Thanks to massive fiscal stimulus in countries like the US and Canada, locked-inside-their-homes consumers flooded online retailers with orders. Entering the summer of 2020, manufacturing had restarted, and international trade resumed.
Then, the panic started at the end of last year. While trying to restart the global manufacturing machine during a still ongoing pandemic, the predictability and precision required to move raw materials and finished products around the world were simply absent: there was a shipping containers shortage, shipping rates had increased, international ports and railroads were congested, and impact on the truck manufacturers was already a reality.

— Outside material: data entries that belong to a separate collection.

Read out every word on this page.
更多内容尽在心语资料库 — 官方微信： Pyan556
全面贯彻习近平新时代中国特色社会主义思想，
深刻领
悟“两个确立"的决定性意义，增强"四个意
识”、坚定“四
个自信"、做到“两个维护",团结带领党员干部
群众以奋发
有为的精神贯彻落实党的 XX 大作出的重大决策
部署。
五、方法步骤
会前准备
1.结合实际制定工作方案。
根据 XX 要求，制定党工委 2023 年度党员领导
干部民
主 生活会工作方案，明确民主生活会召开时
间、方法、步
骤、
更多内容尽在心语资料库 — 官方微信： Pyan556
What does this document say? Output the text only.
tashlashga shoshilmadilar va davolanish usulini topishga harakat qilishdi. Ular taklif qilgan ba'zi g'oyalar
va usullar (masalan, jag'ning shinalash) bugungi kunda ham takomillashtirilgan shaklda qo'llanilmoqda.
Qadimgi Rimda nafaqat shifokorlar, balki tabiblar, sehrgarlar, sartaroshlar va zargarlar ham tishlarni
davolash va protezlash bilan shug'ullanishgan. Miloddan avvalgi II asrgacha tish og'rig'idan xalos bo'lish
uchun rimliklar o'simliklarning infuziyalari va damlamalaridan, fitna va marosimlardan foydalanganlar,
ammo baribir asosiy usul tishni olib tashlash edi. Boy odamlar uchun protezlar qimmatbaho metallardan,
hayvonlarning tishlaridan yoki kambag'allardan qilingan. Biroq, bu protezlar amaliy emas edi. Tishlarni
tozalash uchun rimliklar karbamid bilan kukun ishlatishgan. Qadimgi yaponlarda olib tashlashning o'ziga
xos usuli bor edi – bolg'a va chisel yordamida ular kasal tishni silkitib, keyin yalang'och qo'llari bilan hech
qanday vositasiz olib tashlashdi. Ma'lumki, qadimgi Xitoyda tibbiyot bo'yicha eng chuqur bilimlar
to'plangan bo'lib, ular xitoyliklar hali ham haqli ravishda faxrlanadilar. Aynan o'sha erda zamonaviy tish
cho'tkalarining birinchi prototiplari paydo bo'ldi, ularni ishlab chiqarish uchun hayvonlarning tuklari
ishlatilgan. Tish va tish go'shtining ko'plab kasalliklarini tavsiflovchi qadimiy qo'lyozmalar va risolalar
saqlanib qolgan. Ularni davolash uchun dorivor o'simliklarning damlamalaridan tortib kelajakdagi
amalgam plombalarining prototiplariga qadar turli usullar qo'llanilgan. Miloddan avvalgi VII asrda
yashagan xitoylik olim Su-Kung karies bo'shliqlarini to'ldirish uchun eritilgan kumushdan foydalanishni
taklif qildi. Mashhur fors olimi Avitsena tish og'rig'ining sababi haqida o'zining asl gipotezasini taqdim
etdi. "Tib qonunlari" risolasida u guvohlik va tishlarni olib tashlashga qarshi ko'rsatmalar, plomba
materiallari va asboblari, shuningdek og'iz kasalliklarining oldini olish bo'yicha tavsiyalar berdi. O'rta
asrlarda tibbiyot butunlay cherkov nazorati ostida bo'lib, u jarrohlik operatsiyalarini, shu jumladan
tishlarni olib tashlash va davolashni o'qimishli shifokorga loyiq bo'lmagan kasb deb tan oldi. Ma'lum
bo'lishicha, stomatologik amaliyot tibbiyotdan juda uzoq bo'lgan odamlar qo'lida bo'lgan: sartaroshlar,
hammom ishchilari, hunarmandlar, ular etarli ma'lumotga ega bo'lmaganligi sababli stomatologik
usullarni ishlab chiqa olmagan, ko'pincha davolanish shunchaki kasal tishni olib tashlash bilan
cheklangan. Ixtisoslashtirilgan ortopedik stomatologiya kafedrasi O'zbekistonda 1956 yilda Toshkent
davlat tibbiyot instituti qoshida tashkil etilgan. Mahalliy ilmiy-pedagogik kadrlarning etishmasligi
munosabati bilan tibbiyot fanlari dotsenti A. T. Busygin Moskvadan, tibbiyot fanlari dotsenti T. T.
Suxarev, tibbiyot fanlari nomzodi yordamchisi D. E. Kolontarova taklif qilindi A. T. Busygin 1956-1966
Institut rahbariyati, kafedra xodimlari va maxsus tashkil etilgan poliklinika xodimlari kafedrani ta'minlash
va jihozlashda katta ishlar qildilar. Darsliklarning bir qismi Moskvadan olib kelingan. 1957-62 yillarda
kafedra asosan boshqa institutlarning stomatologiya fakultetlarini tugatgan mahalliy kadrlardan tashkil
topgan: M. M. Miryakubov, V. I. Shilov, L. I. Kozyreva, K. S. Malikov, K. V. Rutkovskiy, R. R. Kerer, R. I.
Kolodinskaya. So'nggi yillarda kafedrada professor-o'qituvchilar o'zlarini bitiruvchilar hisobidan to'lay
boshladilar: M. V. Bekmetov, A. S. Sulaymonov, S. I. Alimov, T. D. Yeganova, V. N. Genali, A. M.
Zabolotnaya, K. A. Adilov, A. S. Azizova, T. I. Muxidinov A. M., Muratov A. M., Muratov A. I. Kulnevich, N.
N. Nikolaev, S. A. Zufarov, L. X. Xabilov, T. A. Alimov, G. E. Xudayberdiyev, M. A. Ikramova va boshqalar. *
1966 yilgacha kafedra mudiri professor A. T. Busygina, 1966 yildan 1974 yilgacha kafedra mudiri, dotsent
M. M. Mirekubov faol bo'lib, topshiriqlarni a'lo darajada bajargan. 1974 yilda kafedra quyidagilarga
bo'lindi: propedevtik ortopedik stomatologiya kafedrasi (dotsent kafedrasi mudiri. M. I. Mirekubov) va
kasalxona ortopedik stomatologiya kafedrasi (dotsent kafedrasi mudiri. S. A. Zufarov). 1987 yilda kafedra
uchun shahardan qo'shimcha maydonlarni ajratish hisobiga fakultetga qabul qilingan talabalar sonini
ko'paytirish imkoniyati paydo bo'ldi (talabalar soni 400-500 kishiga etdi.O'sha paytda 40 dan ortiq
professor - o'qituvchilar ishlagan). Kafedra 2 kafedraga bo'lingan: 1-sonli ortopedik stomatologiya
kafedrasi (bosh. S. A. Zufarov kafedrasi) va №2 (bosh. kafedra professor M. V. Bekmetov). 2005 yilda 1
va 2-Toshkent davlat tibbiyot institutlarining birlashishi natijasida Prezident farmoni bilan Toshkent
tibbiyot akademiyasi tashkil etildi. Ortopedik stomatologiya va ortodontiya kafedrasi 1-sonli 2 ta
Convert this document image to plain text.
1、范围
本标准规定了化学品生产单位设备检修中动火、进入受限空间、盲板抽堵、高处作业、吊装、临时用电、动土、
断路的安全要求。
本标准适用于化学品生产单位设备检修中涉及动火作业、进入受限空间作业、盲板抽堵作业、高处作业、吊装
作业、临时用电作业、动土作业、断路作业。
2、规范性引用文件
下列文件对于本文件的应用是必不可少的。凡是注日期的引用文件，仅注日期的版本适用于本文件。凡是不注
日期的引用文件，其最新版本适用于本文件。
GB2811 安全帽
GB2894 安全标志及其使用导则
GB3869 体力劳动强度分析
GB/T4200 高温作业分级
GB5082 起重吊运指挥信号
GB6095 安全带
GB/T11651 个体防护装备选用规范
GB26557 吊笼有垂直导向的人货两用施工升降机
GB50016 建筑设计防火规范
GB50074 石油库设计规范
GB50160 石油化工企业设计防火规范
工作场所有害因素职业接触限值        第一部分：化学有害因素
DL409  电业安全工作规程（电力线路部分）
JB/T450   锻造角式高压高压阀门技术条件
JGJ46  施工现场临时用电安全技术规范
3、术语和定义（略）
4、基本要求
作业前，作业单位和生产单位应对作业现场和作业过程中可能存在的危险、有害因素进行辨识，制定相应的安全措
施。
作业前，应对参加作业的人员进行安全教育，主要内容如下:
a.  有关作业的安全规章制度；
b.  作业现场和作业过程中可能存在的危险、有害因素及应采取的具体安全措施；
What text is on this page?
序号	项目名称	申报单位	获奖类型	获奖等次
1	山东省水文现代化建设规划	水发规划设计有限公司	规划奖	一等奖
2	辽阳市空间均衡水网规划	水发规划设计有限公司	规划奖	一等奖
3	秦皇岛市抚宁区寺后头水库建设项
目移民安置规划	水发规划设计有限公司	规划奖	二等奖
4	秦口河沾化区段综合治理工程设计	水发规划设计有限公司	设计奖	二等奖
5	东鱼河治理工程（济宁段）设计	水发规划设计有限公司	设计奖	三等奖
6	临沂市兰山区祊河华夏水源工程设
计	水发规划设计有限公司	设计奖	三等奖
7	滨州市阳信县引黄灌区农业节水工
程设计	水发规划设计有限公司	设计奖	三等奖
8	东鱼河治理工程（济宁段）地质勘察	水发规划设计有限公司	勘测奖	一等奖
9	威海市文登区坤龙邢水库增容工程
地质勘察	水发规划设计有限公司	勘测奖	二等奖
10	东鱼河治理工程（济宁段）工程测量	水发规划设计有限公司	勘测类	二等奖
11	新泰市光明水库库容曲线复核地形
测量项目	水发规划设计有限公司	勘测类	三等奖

The now infamous shortage of chips started causing struggles not only for the trucks and auto makers but for many industries everywhere. As it turned out, while people purchased more gadgets for their increased time at home, semiconductors manufacturers were closing and facing their own challenges; auto makers had to lay off workers while having unfinished vehicles filling up their plants waiting for the chips.
The shipping costs increase is just as bad. According to the Drewry World Container Index, the rate to move a container from Rotterdam in the Netherlands to New York surged by 107% since last year, and the Shanghai-Rotterdam route was even worse, up 637% from last year.
However, the container price is only a part of the shipping cost. Add port fees, loading fees, customs and brokerage clearance, plus insurance and you will understand why containers went from $2,000 to $15,000 each; with many seaports, rail roads, and distribution centers working at fraction of their capacities, the horror picture is complete.
The initial problems in the supply chain were exacerbated by the pandemic, and the consequences of those issues are not merely shortages of components for certain industries but complications and challenges to processes everywhere. Time will tell how fast economies and trading players recover from this extended impact, but then again, an always demanding global market may not be as patient and understanding for too long.